[Dick o’ the Fens by George Manville Fenn]@TWC D-Link bookDick o’ the Fens CHAPTER NINE 4/20
You go that end, I'll do this.
Hey! Fire! Fire!" He battered cottage door after cottage door, Dick following his example, with the result that in their alarm the people came hurrying out like bees whose hive has been disturbed by a heavy blow. There was no need to ask questions.
Every man, while the women began to wail and cry, started for the Tallingtons' farm; but they were brought up by a shout from the squire. "What are you going to do, men ?" he cried. "The fire!"-- "help!"-- "water!"-- rose in a confused babble. "Back, every one of you, and get a bucket!" cried the squire.

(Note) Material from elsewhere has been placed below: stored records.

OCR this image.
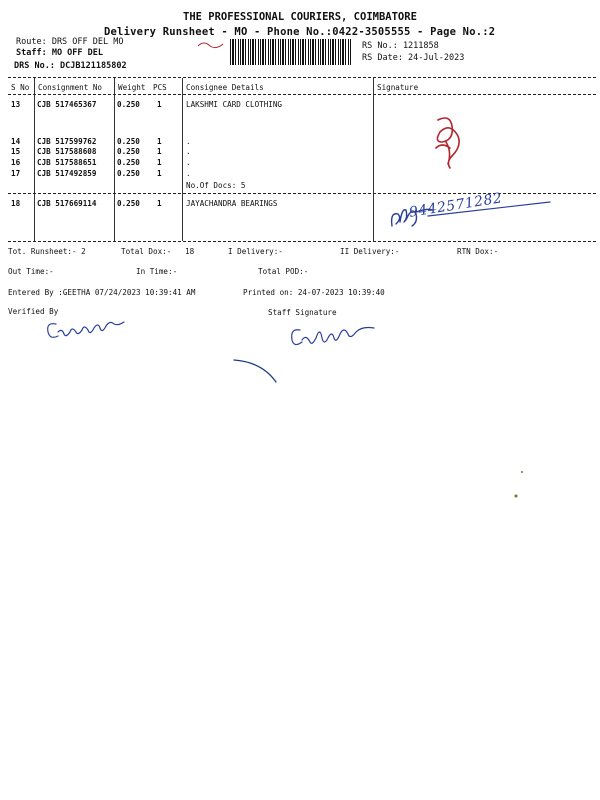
THE PROFESSIONAL COURIERS, COIMBATORE
Delivery Runsheet - MO - Phone No.:0422-3505555 - Page No.:2
Route: DRS OFF DEL MO
Staff: MO OFF DEL
DRS No.: DCJB121185802
RS No.: 1211858
RS Date: 24-Jul-2023
S No Consignment No Weight PCS	Consignee Details	Signature
13 CJB 517465367	0.250 1	LAKSHMI CARD CLOTHING
14 CJB 517599762	0.250 1	.
15 CJB 517588608	0.250 1	.
16 CJB 517588651	0.250 1	.
17 CJB 517492859	0.250 1	.
No.Of Docs: 5
18 CJB 517669114	0.250 1	JAYACHANDRA BEARINGS	9442571282
Tot. Runsheet:- 2	Total Dox:-   18	I Delivery:-	II Delivery:-	RTN Dox:-
Out Time:-	In Time:-	Total POD:-
Entered By :GEETHA 07/24/2023 10:39:41 AM	Printed on: 24-07-2023 10:39:40
Verified By	Staff Signature
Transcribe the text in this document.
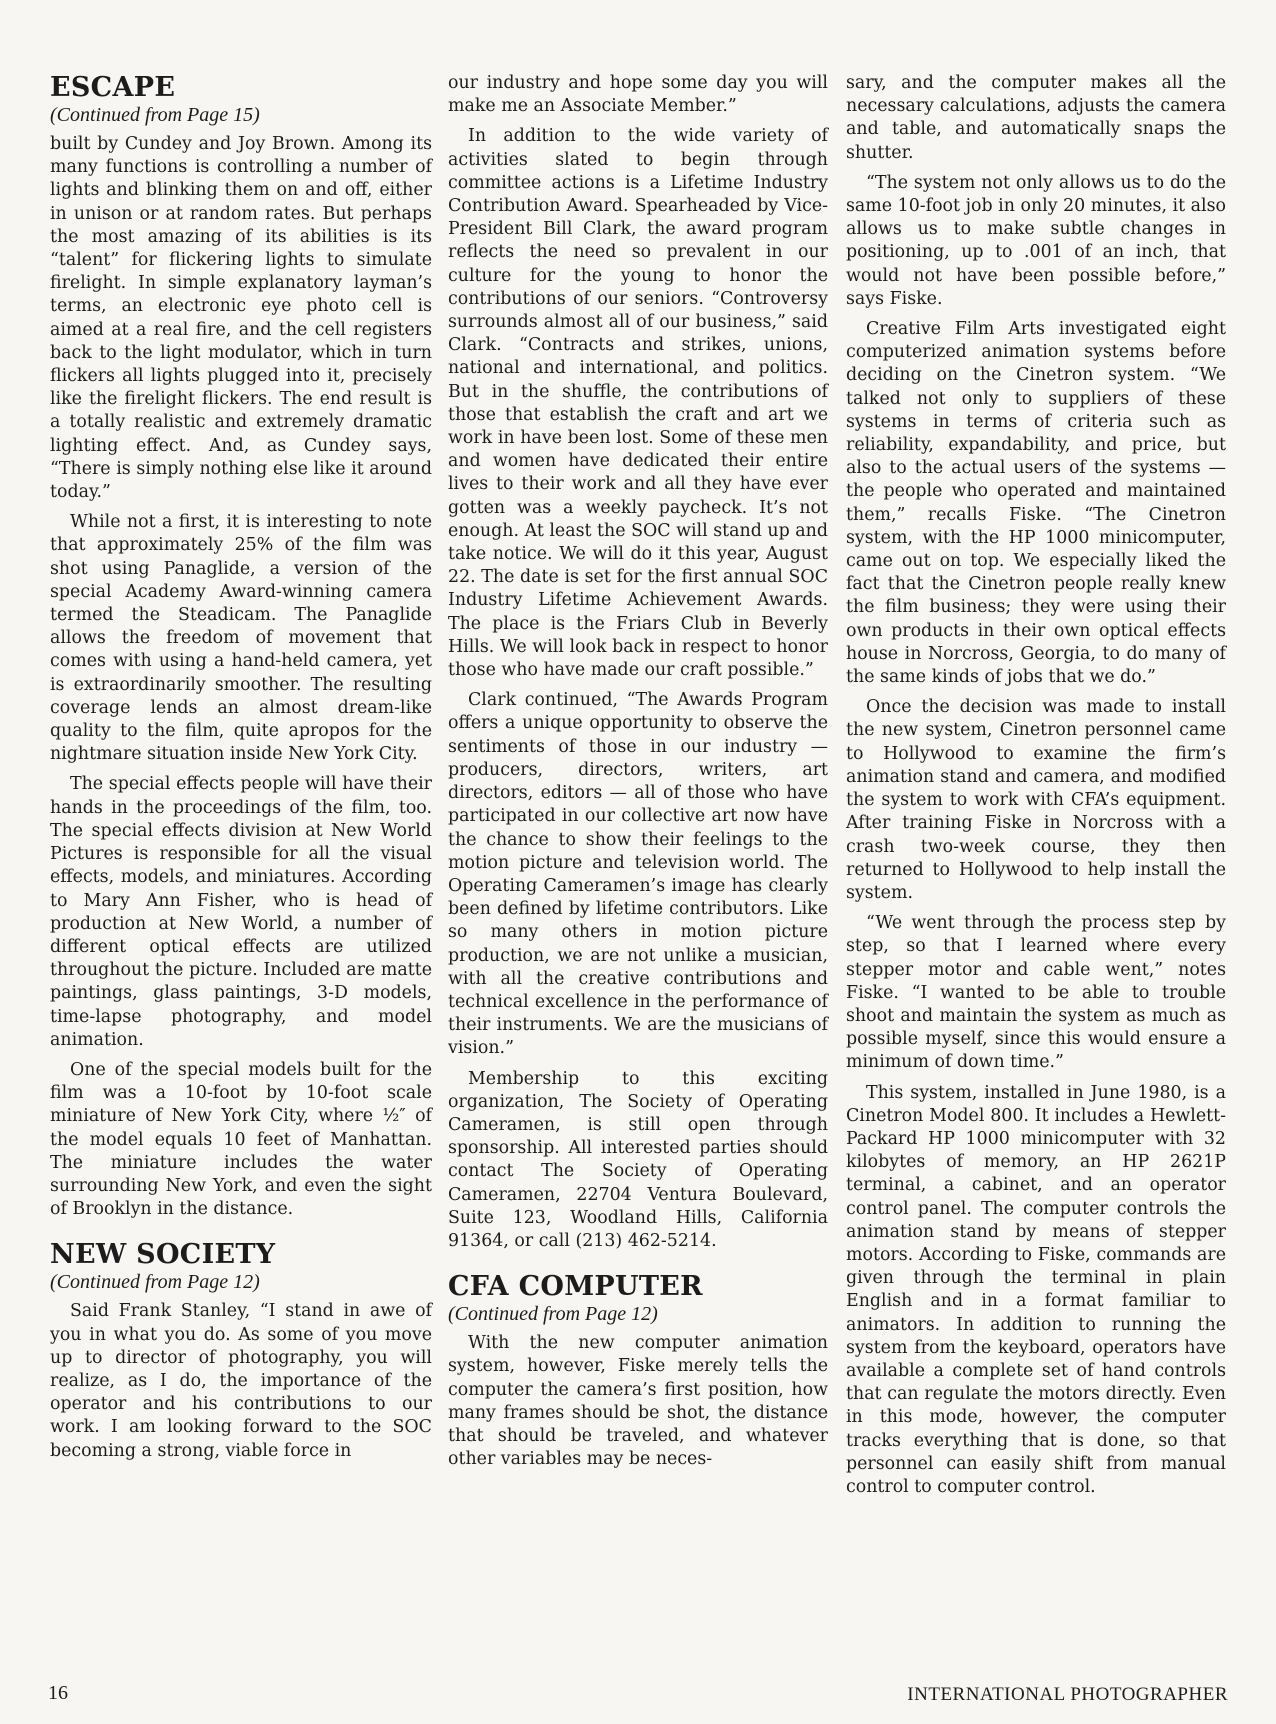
ESCAPE
(Continued from Page 15)

built by Cundey and Joy Brown. Among its many functions is controlling a number of lights and blinking them on and off, either in unison or at random rates. But perhaps the most amazing of its abilities is its “talent” for flickering lights to simulate firelight. In simple explanatory layman’s terms, an electronic eye photo cell is aimed at a real fire, and the cell registers back to the light modulator, which in turn flickers all lights plugged into it, precisely like the firelight flickers. The end result is a totally realistic and extremely dramatic lighting effect. And, as Cundey says, “There is simply nothing else like it around today.”

While not a first, it is interesting to note that approximately 25% of the film was shot using Panaglide, a version of the special Academy Award-winning camera termed the Steadicam. The Panaglide allows the freedom of movement that comes with using a hand-held camera, yet is extraordinarily smoother. The resulting coverage lends an almost dream-like quality to the film, quite apropos for the nightmare situation inside New York City.

The special effects people will have their hands in the proceedings of the film, too. The special effects division at New World Pictures is responsible for all the visual effects, models, and miniatures. According to Mary Ann Fisher, who is head of production at New World, a number of different optical effects are utilized throughout the picture. Included are matte paintings, glass paintings, 3-D models, time-lapse photography, and model animation.

One of the special models built for the film was a 10-foot by 10-foot scale miniature of New York City, where ½″ of the model equals 10 feet of Manhattan. The miniature includes the water surrounding New York, and even the sight of Brooklyn in the distance.

NEW SOCIETY
(Continued from Page 12)

Said Frank Stanley, “I stand in awe of you in what you do. As some of you move up to director of photography, you will realize, as I do, the importance of the operator and his contributions to our work. I am looking forward to the SOC becoming a strong, viable force in

our industry and hope some day you will make me an Associate Member.”

In addition to the wide variety of activities slated to begin through committee actions is a Lifetime Industry Contribution Award. Spearheaded by Vice-President Bill Clark, the award program reflects the need so prevalent in our culture for the young to honor the contributions of our seniors. “Controversy surrounds almost all of our business,” said Clark. “Contracts and strikes, unions, national and international, and politics. But in the shuffle, the contributions of those that establish the craft and art we work in have been lost. Some of these men and women have dedicated their entire lives to their work and all they have ever gotten was a weekly paycheck. It’s not enough. At least the SOC will stand up and take notice. We will do it this year, August 22. The date is set for the first annual SOC Industry Lifetime Achievement Awards. The place is the Friars Club in Beverly Hills. We will look back in respect to honor those who have made our craft possible.”

Clark continued, “The Awards Program offers a unique opportunity to observe the sentiments of those in our industry — producers, directors, writers, art directors, editors — all of those who have participated in our collective art now have the chance to show their feelings to the motion picture and television world. The Operating Cameramen’s image has clearly been defined by lifetime contributors. Like so many others in motion picture production, we are not unlike a musician, with all the creative contributions and technical excellence in the performance of their instruments. We are the musicians of vision.”

Membership to this exciting organization, The Society of Operating Cameramen, is still open through sponsorship. All interested parties should contact The Society of Operating Cameramen, 22704 Ventura Boulevard, Suite 123, Woodland Hills, California 91364, or call (213) 462-5214.

CFA COMPUTER
(Continued from Page 12)

With the new computer animation system, however, Fiske merely tells the computer the camera’s first position, how many frames should be shot, the distance that should be traveled, and whatever other variables may be neces-

sary, and the computer makes all the necessary calculations, adjusts the camera and table, and automatically snaps the shutter.

“The system not only allows us to do the same 10-foot job in only 20 minutes, it also allows us to make subtle changes in positioning, up to .001 of an inch, that would not have been possible before,” says Fiske.

Creative Film Arts investigated eight computerized animation systems before deciding on the Cinetron system. “We talked not only to suppliers of these systems in terms of criteria such as reliability, expandability, and price, but also to the actual users of the systems — the people who operated and maintained them,” recalls Fiske. “The Cinetron system, with the HP 1000 minicomputer, came out on top. We especially liked the fact that the Cinetron people really knew the film business; they were using their own products in their own optical effects house in Norcross, Georgia, to do many of the same kinds of jobs that we do.”

Once the decision was made to install the new system, Cinetron personnel came to Hollywood to examine the firm’s animation stand and camera, and modified the system to work with CFA’s equipment. After training Fiske in Norcross with a crash two-week course, they then returned to Hollywood to help install the system.

“We went through the process step by step, so that I learned where every stepper motor and cable went,” notes Fiske. “I wanted to be able to trouble shoot and maintain the system as much as possible myself, since this would ensure a minimum of down time.”

This system, installed in June 1980, is a Cinetron Model 800. It includes a Hewlett-Packard HP 1000 minicomputer with 32 kilobytes of memory, an HP 2621P terminal, a cabinet, and an operator control panel. The computer controls the animation stand by means of stepper motors. According to Fiske, commands are given through the terminal in plain English and in a format familiar to animators. In addition to running the system from the keyboard, operators have available a complete set of hand controls that can regulate the motors directly. Even in this mode, however, the computer tracks everything that is done, so that personnel can easily shift from manual control to computer control.

16	INTERNATIONAL PHOTOGRAPHER
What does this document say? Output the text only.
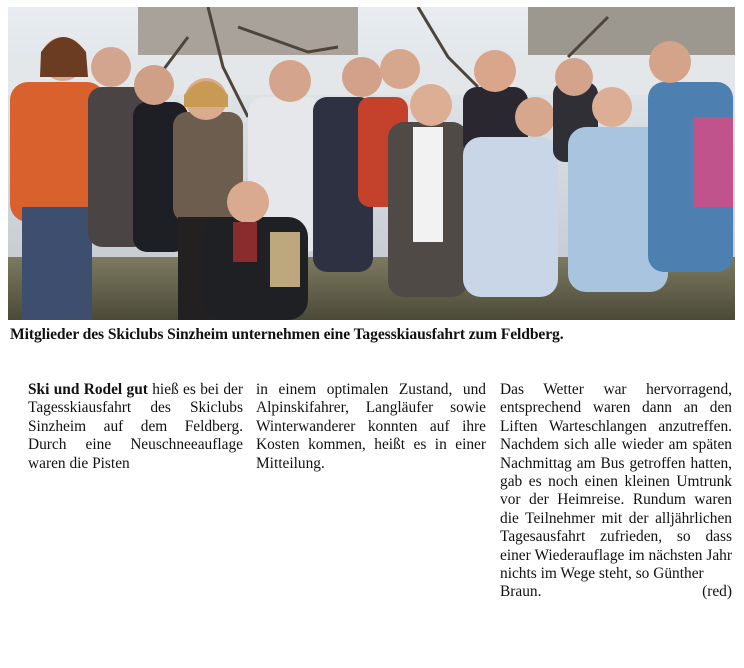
Mitglieder des Skiclubs Sinzheim unternehmen eine Tagesskiausfahrt zum Feldberg.

Ski und Rodel gut hieß es bei der Tagesskiausfahrt des Skiclubs Sinzheim auf dem Feldberg. Durch eine Neuschneeauflage waren die Pisten

in einem optimalen Zustand, und Alpinskifahrer, Langläufer sowie Winterwanderer konnten auf ihre Kosten kommen, heißt es in einer Mitteilung.

Das Wetter war hervorragend, entsprechend waren dann an den Liften Warteschlangen anzutreffen. Nachdem sich alle wieder am späten Nachmittag am Bus getroffen hatten, gab es noch einen kleinen Umtrunk vor der Heimreise. Rundum waren die Teilnehmer mit der alljährlichen Tagesausfahrt zufrieden, so dass einer Wiederauflage im nächsten Jahr nichts im Wege steht, so Günther

Braun.	(red)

"You, Hickathrift, run into the wood-house and bring an axe." "Aw, reight, squire!" cried the wheelwright, and in another minute every man was off at a trot following Dick's father, and all armed with a weapon likely to be of service against the enemy which was rapidly conquering the prosperous little farm at Grimsey. Two miles form a long distance in a case of emergency, and before the party were half-way there they began to grow breathless, and there was a disposition evinced to drop into a walk.
One or two of those in advance checked their rate, others followed, and for the next two or three hundred yards the rescuers kept to a foot-pace, breathing heavily the while, and speaking in snatches. "Which is it, Dick--the house or the great stack ?" "I can't see, father," panted the lad; "sometimes it seems one, sometimes both." "Stacks, squire, I think," cried Hickathrift.